Aku berjalan menuju kamar acep. Sesampainya didepan pintu, aku tidak langsung masuk. Ku rapatkan telingaku di pintu dan sedikit tersentak kaget karena mendengar suara benda jatuh dari dalam.kedengarannya cukup keras ditelingaku.
“BRUKK!!”serta merta aku langsung membuka pintu kamar acep yang memang dibiarkan tidak terkunci.
Hening, hanya suara detak jarum jam dinding bergambar Angry Bird yang aku dengar disana. Aku menatap sekeliling ruangan, sebuauh buku tebal Nampak tergeletak dilantai dekat rak buku. Mungkin itu benda yang aku dengar jatuh tadi. Sedangkan adikku dengan pulasnya terlentang di tempat tidur. Seperti biasa tidurnya gak bisa diam. Bukannya kepala yang ada dibantal, malah kakinya, selimutnya ada dibawah kasur, gulingnya juga, seprainya juga tidak kalah berantakan. Wah…wah…wahhh dasar, tapi acep kalo dibangunin gampang gak susah kaya kakaknya ini.

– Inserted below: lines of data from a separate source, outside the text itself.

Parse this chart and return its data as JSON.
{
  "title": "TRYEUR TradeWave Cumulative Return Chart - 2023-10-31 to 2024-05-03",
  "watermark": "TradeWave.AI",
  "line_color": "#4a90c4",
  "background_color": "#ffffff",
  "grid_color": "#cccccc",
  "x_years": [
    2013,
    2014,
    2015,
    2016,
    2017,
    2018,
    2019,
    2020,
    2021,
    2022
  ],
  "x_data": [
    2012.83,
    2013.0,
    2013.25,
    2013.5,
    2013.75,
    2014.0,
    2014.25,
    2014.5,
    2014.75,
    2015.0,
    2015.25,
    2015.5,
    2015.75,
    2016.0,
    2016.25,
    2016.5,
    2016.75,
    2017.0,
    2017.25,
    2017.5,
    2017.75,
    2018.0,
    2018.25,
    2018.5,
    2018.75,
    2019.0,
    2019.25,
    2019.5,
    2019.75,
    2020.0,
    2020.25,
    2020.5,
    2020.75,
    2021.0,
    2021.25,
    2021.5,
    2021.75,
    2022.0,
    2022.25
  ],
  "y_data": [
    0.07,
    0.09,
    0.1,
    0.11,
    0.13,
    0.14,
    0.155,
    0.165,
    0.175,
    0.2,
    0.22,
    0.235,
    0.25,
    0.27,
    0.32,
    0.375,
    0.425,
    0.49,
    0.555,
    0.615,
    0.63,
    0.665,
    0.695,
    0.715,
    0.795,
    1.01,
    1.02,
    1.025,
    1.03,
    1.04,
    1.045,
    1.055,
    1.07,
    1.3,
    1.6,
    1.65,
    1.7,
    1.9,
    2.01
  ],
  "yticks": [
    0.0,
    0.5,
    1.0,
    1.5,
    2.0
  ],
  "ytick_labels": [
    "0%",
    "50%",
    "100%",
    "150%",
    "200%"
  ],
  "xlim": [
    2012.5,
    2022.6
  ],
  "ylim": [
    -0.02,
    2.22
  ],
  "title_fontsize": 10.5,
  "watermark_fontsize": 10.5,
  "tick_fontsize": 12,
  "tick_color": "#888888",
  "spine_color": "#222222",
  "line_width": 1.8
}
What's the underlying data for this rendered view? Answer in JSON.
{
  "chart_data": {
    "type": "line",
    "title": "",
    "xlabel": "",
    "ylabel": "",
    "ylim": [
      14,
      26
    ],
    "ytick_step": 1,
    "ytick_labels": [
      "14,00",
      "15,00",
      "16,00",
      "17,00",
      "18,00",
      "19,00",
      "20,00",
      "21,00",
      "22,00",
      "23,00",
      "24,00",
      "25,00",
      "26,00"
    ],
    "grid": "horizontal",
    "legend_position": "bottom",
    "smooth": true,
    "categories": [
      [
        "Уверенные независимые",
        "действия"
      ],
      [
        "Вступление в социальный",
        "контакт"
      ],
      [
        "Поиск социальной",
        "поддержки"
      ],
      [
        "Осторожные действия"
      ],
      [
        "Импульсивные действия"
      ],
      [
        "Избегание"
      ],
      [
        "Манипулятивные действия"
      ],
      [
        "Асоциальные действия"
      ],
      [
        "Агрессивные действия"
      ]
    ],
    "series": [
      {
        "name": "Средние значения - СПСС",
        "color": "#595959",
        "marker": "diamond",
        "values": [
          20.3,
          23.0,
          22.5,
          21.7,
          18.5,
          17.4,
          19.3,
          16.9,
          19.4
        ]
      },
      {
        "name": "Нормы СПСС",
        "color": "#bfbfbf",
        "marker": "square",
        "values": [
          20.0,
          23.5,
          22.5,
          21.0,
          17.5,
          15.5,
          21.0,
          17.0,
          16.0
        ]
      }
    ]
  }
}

Kudekati tubuh adikku, wajahnya tampak kelelahan. Kata orang-orang adikku ini sangat lucu da menggemaskan, tapi bagiku adikku ini adik yang bawel nyebelin dan jail. Anak 12 tahun yang hobi banget sama namanya Bola Voly, padahal aku gak suka Bola Voly, lebih suka ke sepak bola tapi gak bisa maennya. Banyak perbedaan dan kesamaan dari kami, perbedaannya adalah dalam dunia bola dia suka Barcelona, aku suka Manchester United, dalam dunia music dia suka lagu Pop, aku suka lagu R&B dan HipHop. Tapi kami juga punya kesamaan yaitu sama-sama bawel, jail dan nyebelin dan kalo berangkat suka pake sepatu didalam rumah, kalo mandi suka lupa bawa handuk, kalo BAB ceboknya harus pake sabun. Di balik perbedaan itu, kami slalu kompak meski kami suka beda pendapat.
Ku dekatkan taganku ke wajahnya,Ku cubit pipi adikku pelan, ternyata perbuatanku membuatnya terbangun.
“kak hilmy?koq ada di kamar acep kak?ngapain”setengah mengantuk, adikku berbicara kepadaku. Adikku mengeliat dan menutupi mulutnya yang mulai menguap.
“tadi kakak denger kamu lagi ngobrol nggak tahu sama siapa. Makanya kakak kesini buat mastiin siapa sebenarnya yang sedang berbicara sama kamu cep,” adikku bangkit dari tidurnya, dia duduk dikasur lalu memandangku lekat-lekat.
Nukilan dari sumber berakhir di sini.